原 題 「Red Meta」2019年
著 者 マーク・グリーニー/H・リプリー・ローリングス四世
翻訳者 伏見 威蕃
出 版 早川書房 2020年4月
文 庫 上巻:512ページ
下巻:528ページ
初 読 2021年10月2日
読書メーター
ISBN-10 上巻:4150414645 /下巻:4150414653
ISBN-13 上巻:978-4150414641/下巻:978-4150414658
とまれ、アナログから超高度なハッキング技術まで、第二次大戦を彷彿とさせる軍隊列車から、最新鋭原潜や第5世代戦闘機まで、そして海底通信ケーブルから、高高度の軍事衛星までを同時多発的に攻撃する緻密な作戦が始動する。敵も味方も、西も東も、登場する人物の背景が語られ、人物造形が与えられ、物語に深みが増す。しかし西側の人物造形がリアルなのに対して、ロシア側は旧弊って感じのステレオタイプなのがすこし残念。思わず応援したくなっちゃうようなカッコ良いロシア軍人が出てきたら、もっと面白かったのに! さすがの主役のコナリー中佐は好感度ピカイチ。私の脳内では「テイキング・チャンス」のケビン・ベーコンで完全再生。その部下のグリッグス少佐も捨てがたい。直属上司がダメダメで、せめてコイツの頭越しに最上層に意見具申したいコナリー。その意を受けてグリッグスがたくらんだ作戦はその名も『犠牲フライ作戦』。もちろん、バッターボックスで犠牲フライを叩くのはグリッグス、その合間に二塁からホームベースを目指すのはコナリー。

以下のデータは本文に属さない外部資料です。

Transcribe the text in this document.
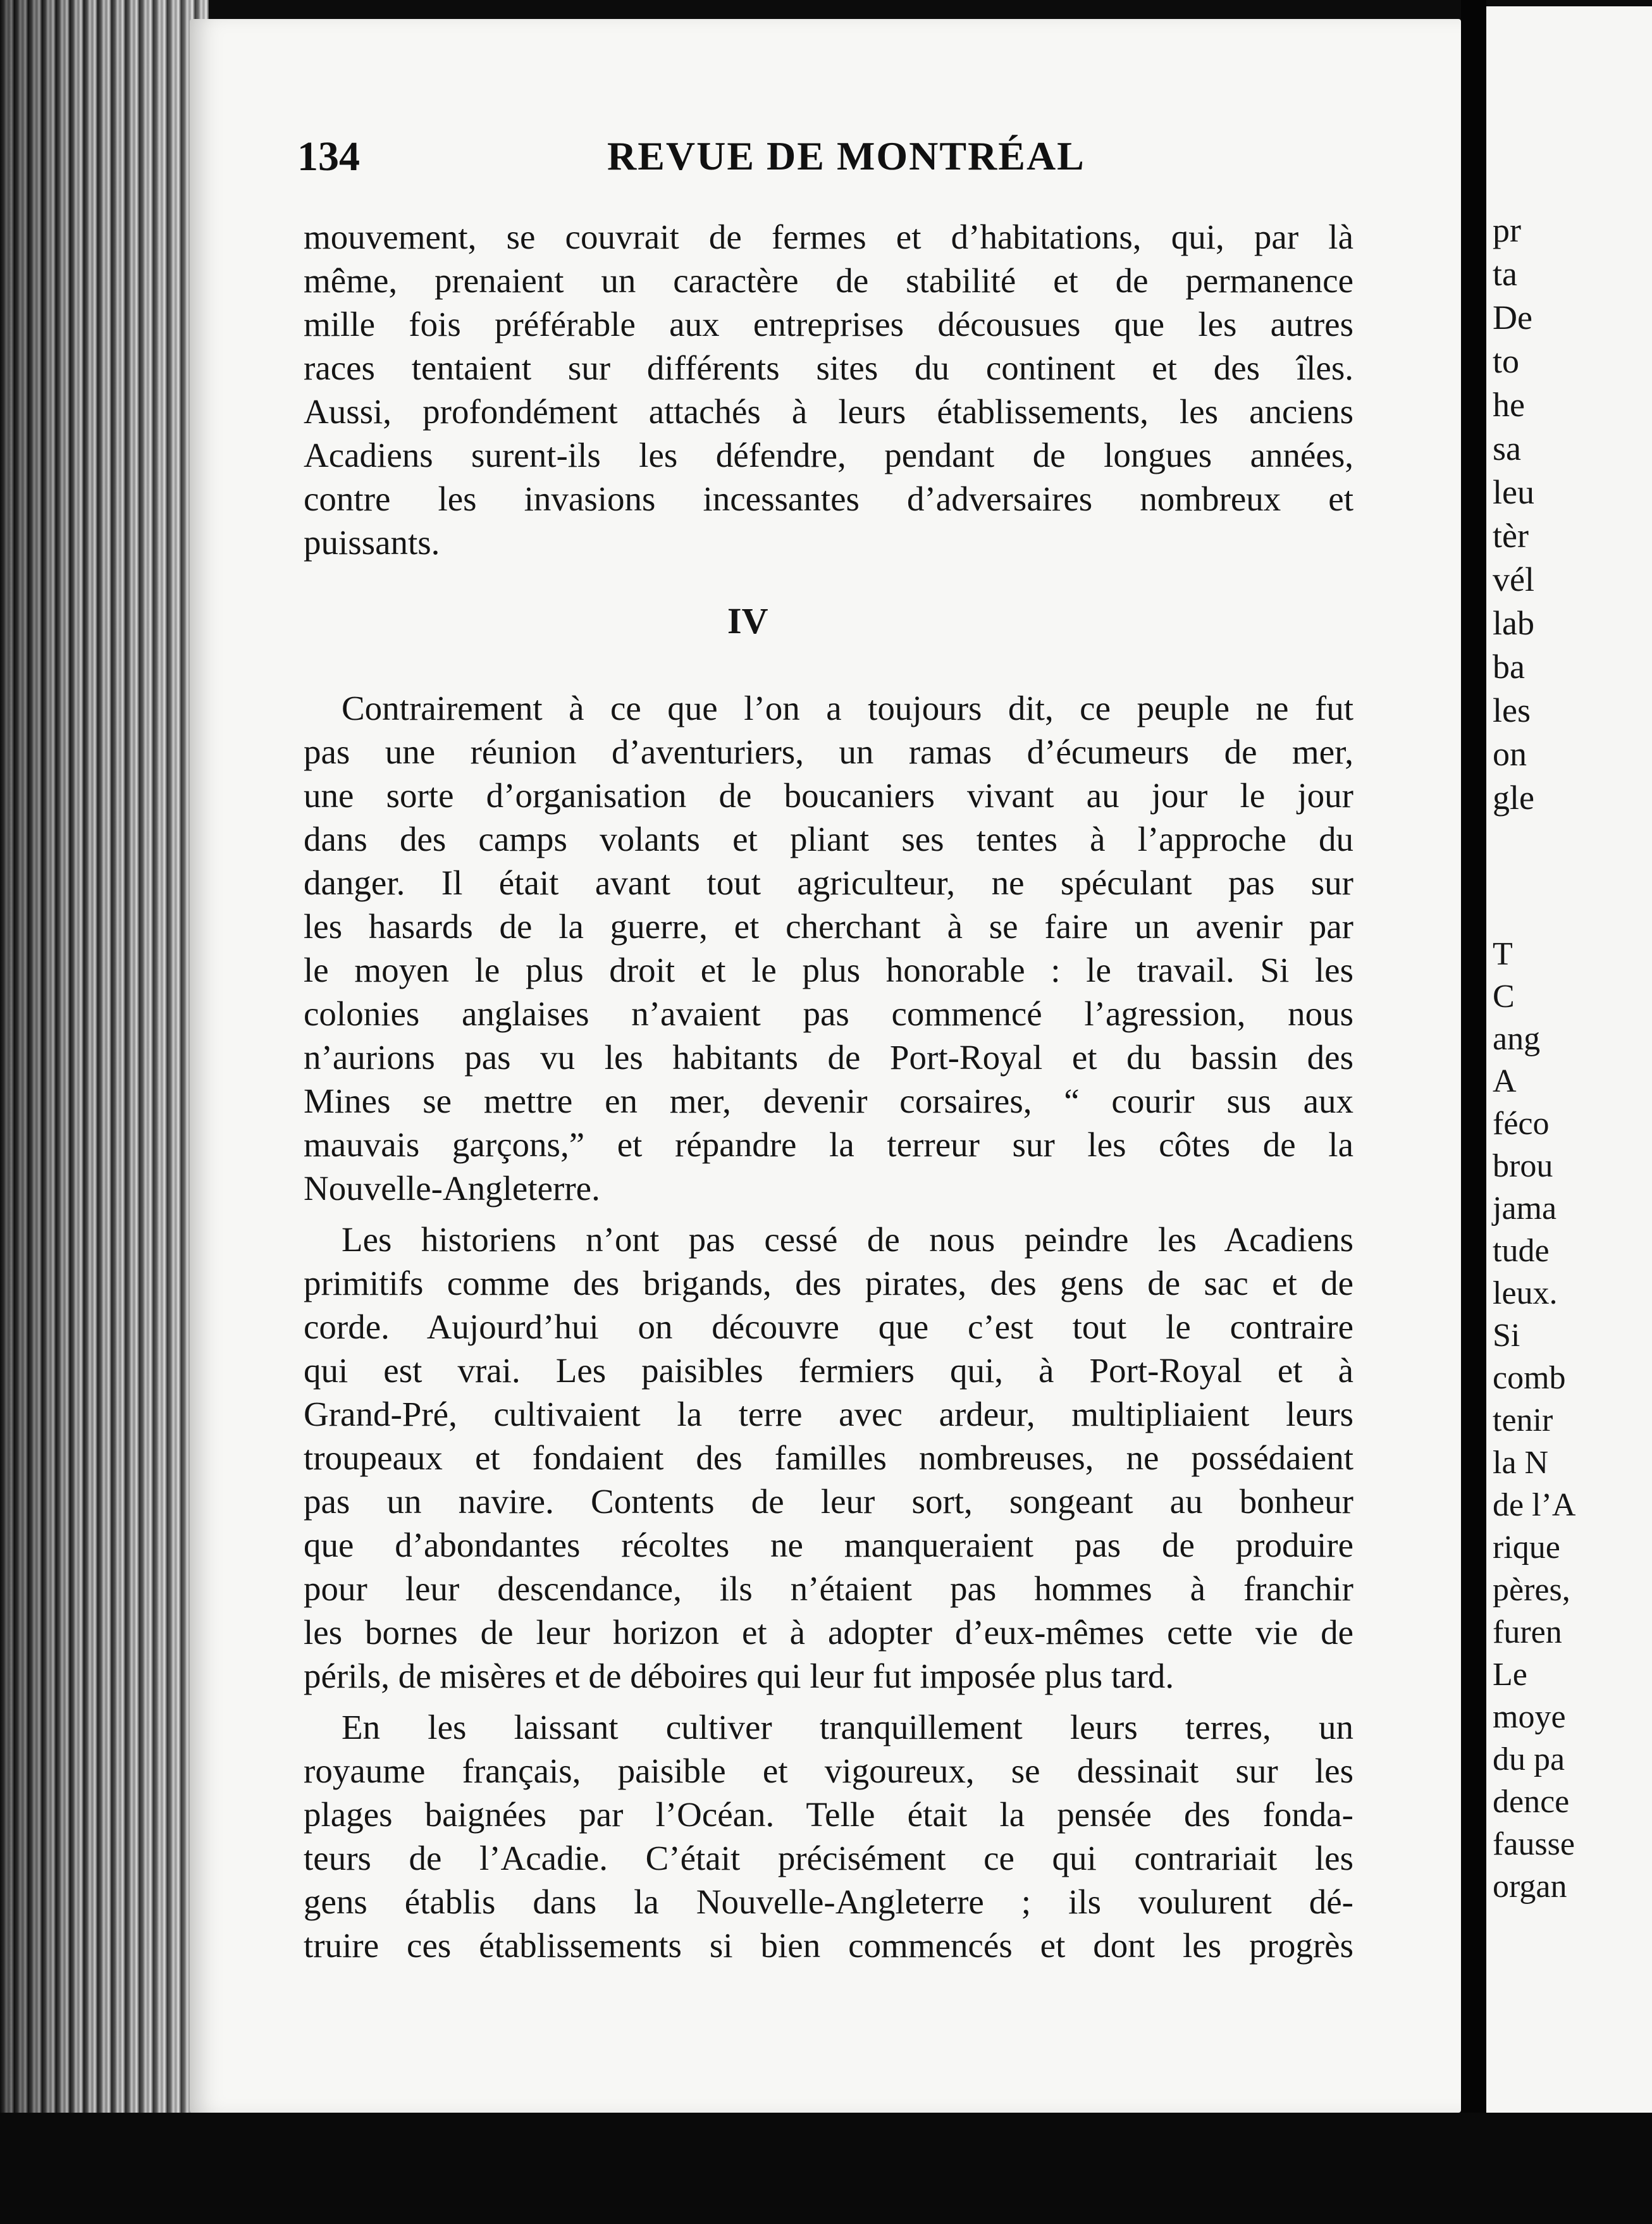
pr
ta
De
to
he
sa
leu
tèr
vél
lab
ba
les
on
gle
T
C
ang
A
féco
brou
jama
tude
leux.
Si
comb
tenir
la N
de l’A
rique
pères,
furen
Le
moye
du pa
dence
fausse
organ
134	REVUE DE MONTRÉAL
mouvement, se couvrait de fermes et d’habitations, qui, par là
même, prenaient un caractère de stabilité et de permanence
mille fois préférable aux entreprises décousues que les autres
races tentaient sur différents sites du continent et des îles.
Aussi, profondément attachés à leurs établissements, les anciens
Acadiens surent-ils les défendre, pendant de longues années,
contre les invasions incessantes d’adversaires nombreux et
puissants.
IV
Contrairement à ce que l’on a toujours dit, ce peuple ne fut
pas une réunion d’aventuriers, un ramas d’écumeurs de mer,
une sorte d’organisation de boucaniers vivant au jour le jour
dans des camps volants et pliant ses tentes à l’approche du
danger. Il était avant tout agriculteur, ne spéculant pas sur
les hasards de la guerre, et cherchant à se faire un avenir par
le moyen le plus droit et le plus honorable : le travail. Si les
colonies anglaises n’avaient pas commencé l’agression, nous
n’aurions pas vu les habitants de Port-Royal et du bassin des
Mines se mettre en mer, devenir corsaires, “ courir sus aux
mauvais garçons,” et répandre la terreur sur les côtes de la
Nouvelle-Angleterre.
Les historiens n’ont pas cessé de nous peindre les Acadiens
primitifs comme des brigands, des pirates, des gens de sac et de
corde. Aujourd’hui on découvre que c’est tout le contraire
qui est vrai. Les paisibles fermiers qui, à Port-Royal et à
Grand-Pré, cultivaient la terre avec ardeur, multipliaient leurs
troupeaux et fondaient des familles nombreuses, ne possédaient
pas un navire. Contents de leur sort, songeant au bonheur
que d’abondantes récoltes ne manqueraient pas de produire
pour leur descendance, ils n’étaient pas hommes à franchir
les bornes de leur horizon et à adopter d’eux-mêmes cette vie de
périls, de misères et de déboires qui leur fut imposée plus tard.
En les laissant cultiver tranquillement leurs terres, un
royaume français, paisible et vigoureux, se dessinait sur les
plages baignées par l’Océan. Telle était la pensée des fonda-
teurs de l’Acadie. C’était précisément ce qui contrariait les
gens établis dans la Nouvelle-Angleterre ; ils voulurent dé-
truire ces établissements si bien commencés et dont les progrès
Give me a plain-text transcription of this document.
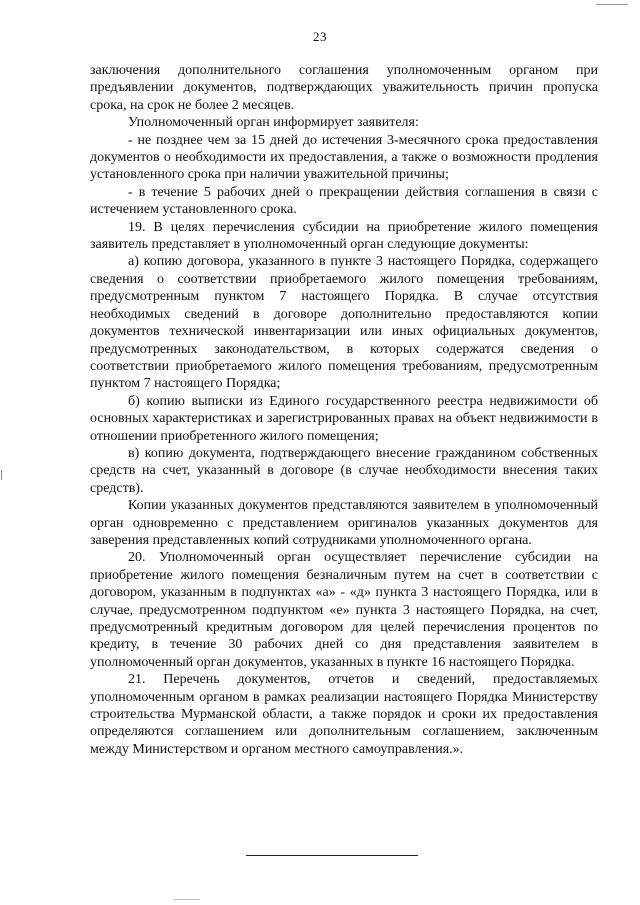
23

заключения дополнительного соглашения уполномоченным органом при предъявлении документов, подтверждающих уважительность причин пропуска срока, на срок не более 2 месяцев.

Уполномоченный орган информирует заявителя:

- не позднее чем за 15 дней до истечения 3-месячного срока предоставления документов о необходимости их предоставления, а также о возможности продления установленного срока при наличии уважительной причины;

- в течение 5 рабочих дней о прекращении действия соглашения в связи с истечением установленного срока.

19. В целях перечисления субсидии на приобретение жилого помещения заявитель представляет в уполномоченный орган следующие документы:

а) копию договора, указанного в пункте 3 настоящего Порядка, содержащего сведения о соответствии приобретаемого жилого помещения требованиям, предусмотренным пунктом 7 настоящего Порядка. В случае отсутствия необходимых сведений в договоре дополнительно предоставляются копии документов технической инвентаризации или иных официальных документов, предусмотренных законодательством, в которых содержатся сведения о соответствии приобретаемого жилого помещения требованиям, предусмотренным пунктом 7 настоящего Порядка;

б) копию выписки из Единого государственного реестра недвижимости об основных характеристиках и зарегистрированных правах на объект недвижимости в отношении приобретенного жилого помещения;

в) копию документа, подтверждающего внесение гражданином собственных средств на счет, указанный в договоре (в случае необходимости внесения таких средств).

Копии указанных документов представляются заявителем в уполномоченный орган одновременно с представлением оригиналов указанных документов для заверения представленных копий сотрудниками уполномоченного органа.

20. Уполномоченный орган осуществляет перечисление субсидии на приобретение жилого помещения безналичным путем на счет в соответствии с договором, указанным в подпунктах «а» - «д» пункта 3 настоящего Порядка, или в случае, предусмотренном подпунктом «е» пункта 3 настоящего Порядка, на счет, предусмотренный кредитным договором для целей перечисления процентов по кредиту, в течение 30 рабочих дней со дня представления заявителем в уполномоченный орган документов, указанных в пункте 16 настоящего Порядка.

21. Перечень документов, отчетов и сведений, предоставляемых уполномоченным органом в рамках реализации настоящего Порядка Министерству строительства Мурманской области, а также порядок и сроки их предоставления определяются соглашением или дополнительным соглашением, заключенным между Министерством и органом местного самоуправления.».
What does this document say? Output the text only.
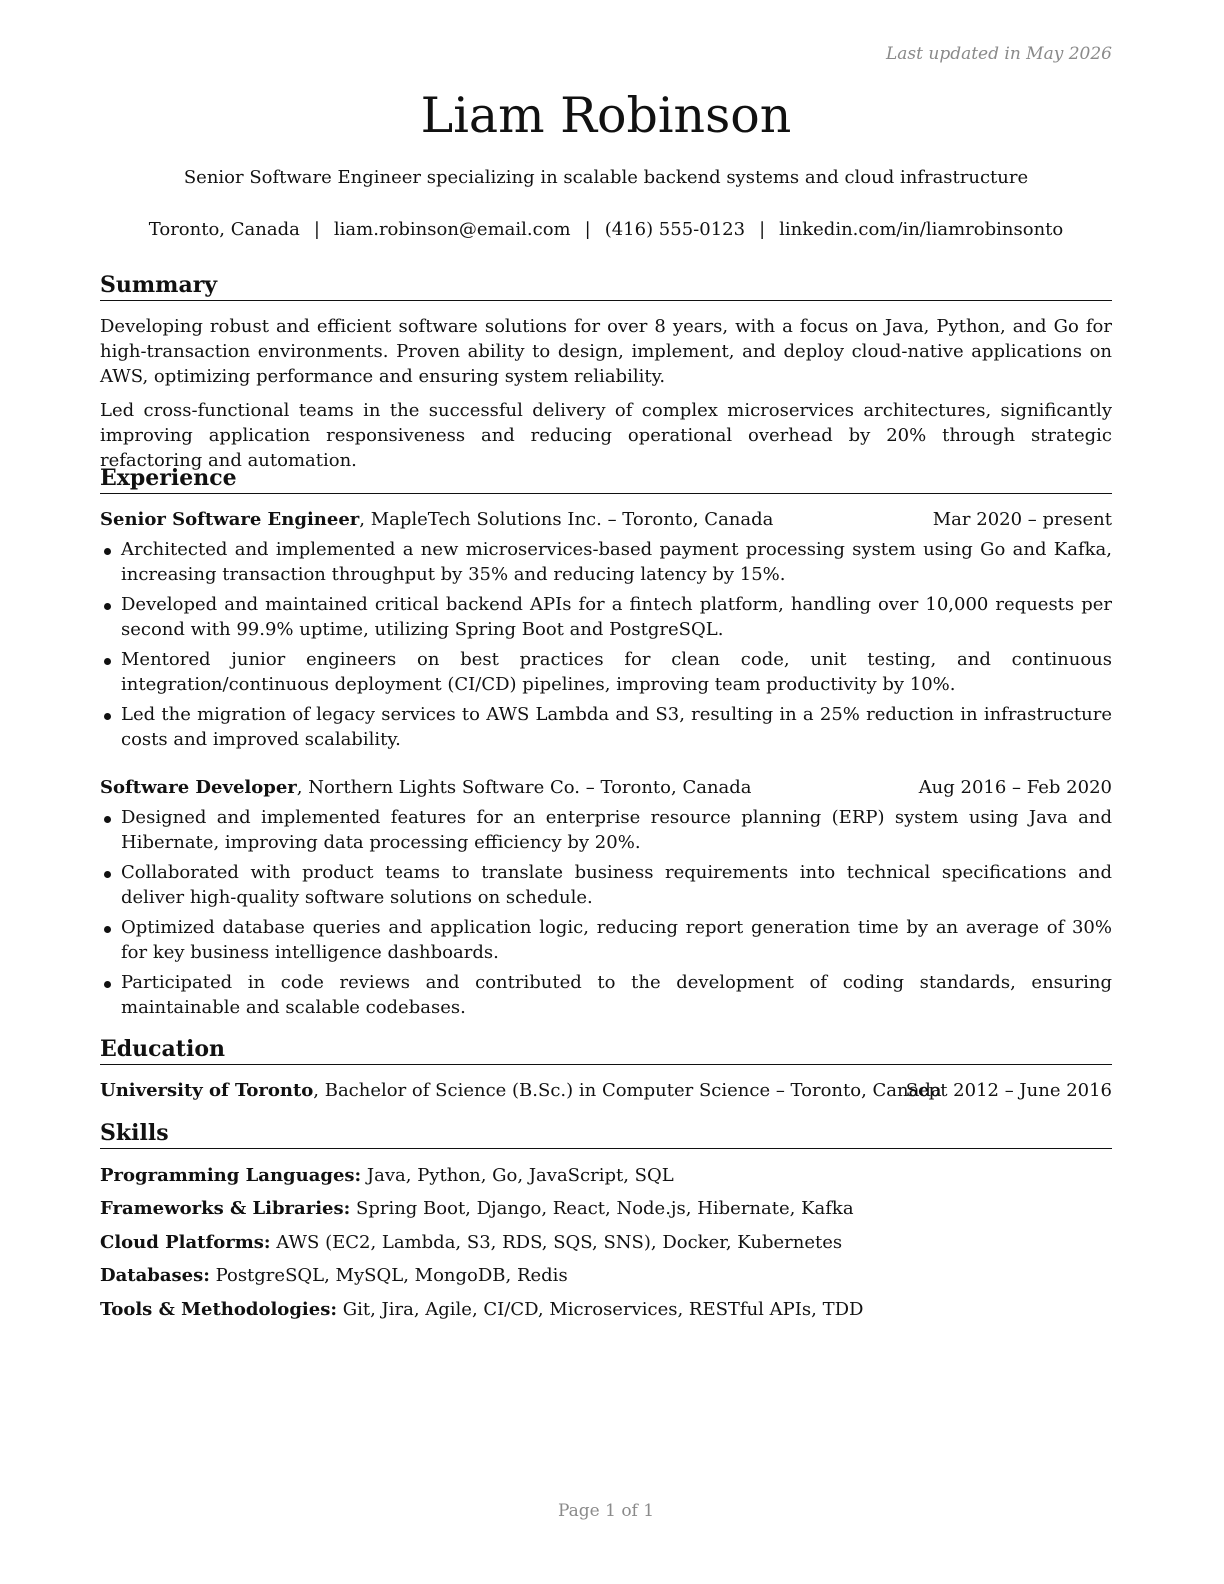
Last updated in May 2026
Liam Robinson
Senior Software Engineer specializing in scalable backend systems and cloud infrastructure
Toronto, Canada | liam.robinson@email.com | (416) 555-0123 | linkedin.com/in/liamrobinsonto
Summary
Developing robust and efficient software solutions for over 8 years, with a focus on Java, Python, and Go for high-transaction environments. Proven ability to design, implement, and deploy cloud-native applications on AWS, optimizing performance and ensuring system reliability.
Led cross-functional teams in the successful delivery of complex microservices architectures, significantly improving application responsiveness and reducing operational overhead by 20% through strategic refactoring and automation.
Experience
Senior Software Engineer, MapleTech Solutions Inc. – Toronto, Canada	Mar 2020 – present
Architected and implemented a new microservices-based payment processing system using Go and Kafka, increasing transaction throughput by 35% and reducing latency by 15%.
Developed and maintained critical backend APIs for a fintech platform, handling over 10,000 requests per second with 99.9% uptime, utilizing Spring Boot and PostgreSQL.
Mentored junior engineers on best practices for clean code, unit testing, and continuous integration/continuous deployment (CI/CD) pipelines, improving team productivity by 10%.
Led the migration of legacy services to AWS Lambda and S3, resulting in a 25% reduction in infrastructure costs and improved scalability.
Software Developer, Northern Lights Software Co. – Toronto, Canada	Aug 2016 – Feb 2020
Designed and implemented features for an enterprise resource planning (ERP) system using Java and Hibernate, improving data processing efficiency by 20%.
Collaborated with product teams to translate business requirements into technical specifications and deliver high-quality software solutions on schedule.
Optimized database queries and application logic, reducing report generation time by an average of 30% for key business intelligence dashboards.
Participated in code reviews and contributed to the development of coding standards, ensuring maintainable and scalable codebases.
Education
University of Toronto, Bachelor of Science (B.Sc.) in Computer Science – Toronto, Canada
Sept 2012 – June 2016
Skills
Programming Languages: Java, Python, Go, JavaScript, SQL
Frameworks & Libraries: Spring Boot, Django, React, Node.js, Hibernate, Kafka
Cloud Platforms: AWS (EC2, Lambda, S3, RDS, SQS, SNS), Docker, Kubernetes
Databases: PostgreSQL, MySQL, MongoDB, Redis
Tools & Methodologies: Git, Jira, Agile, CI/CD, Microservices, RESTful APIs, TDD
Page 1 of 1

必要とあらばきちんと貧乏くじを引くことが出来るグリッグスは良い部下だ。下巻ではぜひ復権してもらいたいもの。
ロシアの仕組んだ「レッド・メタル作戦」の骨格・・・・というかストーリーの骨格はごく単純。軍事技術や相互監視の通信技術が高度になりすぎ、各国が身動きする余地が少なくなってきている現代で、スリリングな軍事物を書こうと思ったら、軍事力の前提条件(通信技術とそれに裏付けされた高度なIT化)をぶち壊してしまえば良い、そうすれば、第二次大戦なみに泥臭い軍事スリラーを展開できるじゃないか。ようは、発達しすぎた技術をあえて丈詰めしてしまう、という荒技。(まあ、グレイマンを病身にして出力50%オフするのと同じ発想ではある。)その為に、最先端の潜水艦と兵器で、大西洋海底の海底ケーブルを切断し、通信衛星を戦闘機で爆撃し、ハッカー集団がコンピューターを攪乱する。すべては“泥臭く”戦うタメである。
そして、圧巻なのはポーランドの反骨。ここで大国にコケにされてなるものか。ロシアの身勝手なやり方を黙認したら、今後も利用され続け、国家の存続が危ぶまれる。弱小国だからこそ、過去の歴史から学ぶのだ。国内第4の都市を市街戦の戦場に設定したポーランド、犠牲という名の背水の陣を敷いて牙を剥くポーランドと慢心するロシア。戦争に勝つことはできなくても、局地をものにすることはできる。そしてそれが、全体の戦局を大きく変える。
突然招集されてロシアに蹂躙されたポーランド民兵のパウリナは、本人の気持ちとは無関係に、戦いの女神として崇拝を受けるように。ジャンヌダルクのように先頭で戦い続ける彼女の恐怖に気付いたのは、ロシア軍車列を果敢に攻撃し、撃墜された米A10パイロット。戦場に咲く小さな花。そんな細かいエピソードも混ぜながら、基本は海兵隊万歳、ウーラー!!デビルドッグ!な壮大な戦争小説。
ここまで、最新武器を縦横に使い、破壊している小説はあまりないのでは?
老ラザール陸軍大将が、いぶし銀の如く輝く。最終兵器の争奪で最後にもう一波乱描くこともできたな、とは思うが、これで良いのだろう。
個人的には、ボルビコフが魅力的な人物に描かれていたら、もっと面白かったな、というのが若干贅沢な感想。まあ、この執筆陣にそれは期待できないか。
ラストは、それぞれの戦後処理。暴風雨が去ったあとは、死者への追悼と生者の褒賞。そうやって無理矢理、喪失に心の区切りを付ける。今作、ポーランド民兵のエースパウリナ、戦闘ヘリ"アパッチ”のパイロット"グリッター”(きらきら)ちゃん。そして攻撃型原潜の艦長ダイアナ・デルヴェッキオ、と3人の女性も大活躍。とくにダイアナを読むと、『ステルス艦カニンガム』を無性に読みたくなるな。